Under the Management Standard for Compulsory Education Schools, which was issued by the Ministry of Education recently, parents are asked to be "co-operative" and make students in primary and middle schools respectively sleep at least ten and nine hours on a daily basis.
This first set of basic principles for the compulsory education system now faces backlash from parents.
"My son has been under great pressure since getting admitted to a middle school," a mother in Hangzhou told the Qianjiang Evening News, "he can't make it because there is too much homework."
According to the survey conducted by the Hangzhou-based newspaper, 38 out of 50 parents claimed their primary school aged kids sleep about eight hours per day, while 0 out of 10 parents of teens in middle schools said their children met the requirements.
A national survey has suggested that a regional problem is brewing. Statistics show that 38 percent of children in eight cities sleep inadequately, presenting a more serious situation than their peers from the rural areas.

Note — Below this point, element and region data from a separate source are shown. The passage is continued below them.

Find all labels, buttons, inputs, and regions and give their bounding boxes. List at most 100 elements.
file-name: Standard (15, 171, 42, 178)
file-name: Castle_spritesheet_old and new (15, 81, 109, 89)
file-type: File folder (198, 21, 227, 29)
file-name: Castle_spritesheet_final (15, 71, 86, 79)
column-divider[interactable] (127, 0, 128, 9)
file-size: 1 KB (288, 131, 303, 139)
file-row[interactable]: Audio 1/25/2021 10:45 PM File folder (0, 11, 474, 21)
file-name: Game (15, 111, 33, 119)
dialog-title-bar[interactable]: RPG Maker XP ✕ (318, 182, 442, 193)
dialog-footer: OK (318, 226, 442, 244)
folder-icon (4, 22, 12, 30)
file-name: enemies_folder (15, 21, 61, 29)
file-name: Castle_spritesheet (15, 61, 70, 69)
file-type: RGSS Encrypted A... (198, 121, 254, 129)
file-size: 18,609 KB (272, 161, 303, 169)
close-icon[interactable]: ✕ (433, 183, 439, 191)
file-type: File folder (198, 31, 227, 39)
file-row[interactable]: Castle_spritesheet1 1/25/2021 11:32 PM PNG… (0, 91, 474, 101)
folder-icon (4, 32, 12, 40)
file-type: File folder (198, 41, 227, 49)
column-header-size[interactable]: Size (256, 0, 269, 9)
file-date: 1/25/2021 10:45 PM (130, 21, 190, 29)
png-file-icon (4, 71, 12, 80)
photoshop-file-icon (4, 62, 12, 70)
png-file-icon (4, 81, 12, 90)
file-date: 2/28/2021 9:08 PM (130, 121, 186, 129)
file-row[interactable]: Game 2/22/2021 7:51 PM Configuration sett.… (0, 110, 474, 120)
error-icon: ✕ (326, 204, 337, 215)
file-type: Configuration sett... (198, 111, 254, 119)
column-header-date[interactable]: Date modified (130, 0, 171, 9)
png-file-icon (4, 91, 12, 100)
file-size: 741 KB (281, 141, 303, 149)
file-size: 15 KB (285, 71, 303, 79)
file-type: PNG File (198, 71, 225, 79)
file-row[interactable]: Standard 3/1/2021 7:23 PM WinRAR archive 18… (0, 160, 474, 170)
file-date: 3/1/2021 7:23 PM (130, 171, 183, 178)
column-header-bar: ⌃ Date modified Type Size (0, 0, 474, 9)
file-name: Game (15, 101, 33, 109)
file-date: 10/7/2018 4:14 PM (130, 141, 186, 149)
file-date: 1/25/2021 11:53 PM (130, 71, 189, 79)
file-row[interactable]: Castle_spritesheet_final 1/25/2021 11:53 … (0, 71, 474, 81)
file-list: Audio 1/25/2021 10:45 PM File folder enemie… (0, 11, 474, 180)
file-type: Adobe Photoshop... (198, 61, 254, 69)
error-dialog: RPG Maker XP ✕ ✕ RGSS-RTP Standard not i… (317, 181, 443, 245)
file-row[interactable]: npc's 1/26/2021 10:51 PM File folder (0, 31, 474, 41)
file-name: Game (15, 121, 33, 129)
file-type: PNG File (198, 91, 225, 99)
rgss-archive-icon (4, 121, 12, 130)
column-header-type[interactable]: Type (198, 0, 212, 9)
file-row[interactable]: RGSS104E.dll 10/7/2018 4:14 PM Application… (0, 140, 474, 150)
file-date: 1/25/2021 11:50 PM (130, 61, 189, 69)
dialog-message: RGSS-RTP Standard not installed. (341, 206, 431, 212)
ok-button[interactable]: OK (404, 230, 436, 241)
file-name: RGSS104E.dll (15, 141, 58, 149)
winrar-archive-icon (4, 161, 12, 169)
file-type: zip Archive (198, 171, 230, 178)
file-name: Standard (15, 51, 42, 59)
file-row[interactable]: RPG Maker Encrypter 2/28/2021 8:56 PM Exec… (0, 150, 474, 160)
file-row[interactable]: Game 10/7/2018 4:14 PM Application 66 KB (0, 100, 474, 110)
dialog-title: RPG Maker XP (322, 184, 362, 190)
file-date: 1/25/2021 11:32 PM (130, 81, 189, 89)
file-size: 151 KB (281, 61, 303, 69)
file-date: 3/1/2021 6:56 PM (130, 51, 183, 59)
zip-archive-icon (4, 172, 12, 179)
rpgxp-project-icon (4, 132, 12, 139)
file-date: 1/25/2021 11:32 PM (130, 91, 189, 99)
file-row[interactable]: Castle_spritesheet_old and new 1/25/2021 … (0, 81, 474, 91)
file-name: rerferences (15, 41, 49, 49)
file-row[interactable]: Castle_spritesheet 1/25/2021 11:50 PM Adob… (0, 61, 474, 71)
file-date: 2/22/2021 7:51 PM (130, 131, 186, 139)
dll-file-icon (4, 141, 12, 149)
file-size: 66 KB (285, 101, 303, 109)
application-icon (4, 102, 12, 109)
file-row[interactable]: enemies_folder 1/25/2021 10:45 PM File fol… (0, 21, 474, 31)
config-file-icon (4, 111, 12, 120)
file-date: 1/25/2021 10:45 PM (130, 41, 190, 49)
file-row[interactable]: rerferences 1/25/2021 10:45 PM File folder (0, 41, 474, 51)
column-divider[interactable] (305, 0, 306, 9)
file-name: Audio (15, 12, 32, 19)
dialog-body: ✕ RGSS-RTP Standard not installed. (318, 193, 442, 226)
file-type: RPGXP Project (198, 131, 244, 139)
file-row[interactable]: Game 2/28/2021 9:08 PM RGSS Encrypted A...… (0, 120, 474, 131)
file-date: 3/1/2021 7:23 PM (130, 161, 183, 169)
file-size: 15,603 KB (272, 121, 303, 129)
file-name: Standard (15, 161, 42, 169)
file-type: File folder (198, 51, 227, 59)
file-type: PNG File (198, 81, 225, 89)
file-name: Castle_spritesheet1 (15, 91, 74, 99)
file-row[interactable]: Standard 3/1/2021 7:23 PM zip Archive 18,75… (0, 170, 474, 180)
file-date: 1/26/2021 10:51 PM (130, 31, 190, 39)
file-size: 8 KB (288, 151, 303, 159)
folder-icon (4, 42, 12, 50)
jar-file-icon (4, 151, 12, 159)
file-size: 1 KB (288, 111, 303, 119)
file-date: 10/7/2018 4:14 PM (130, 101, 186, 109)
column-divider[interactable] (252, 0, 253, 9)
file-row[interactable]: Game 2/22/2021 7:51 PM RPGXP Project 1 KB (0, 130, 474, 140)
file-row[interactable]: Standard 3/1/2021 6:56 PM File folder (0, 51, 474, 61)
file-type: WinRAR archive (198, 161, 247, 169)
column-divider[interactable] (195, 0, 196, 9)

Then what is killing the sleep of children in China?
Chinese students spend 2.82 hours on homework every day, slightly lower than the figure of 3.03 hours three years ago, according to a report recently published by an Artificial Intelligence (AI) educational platform.
Despite this, the figure is nearly three times of the global average.
The massive amount of homework is believed to be the top school-related stress. Parents say tutorial classes after school and the expectation for admission to prestigious schools also contribute to the problem.
Xiao Yu, who studies at a middle school, offered another interpretation. "As a class leader, I'm responsible for dealing with the daily routine," he said, adding that he sometimes had to complete the work at home.
A mother said she was in a dilemma. "I don't want to push tensions, but it is a life-changing decision. I have no choice but to struggle in anxiety for the sake of my child."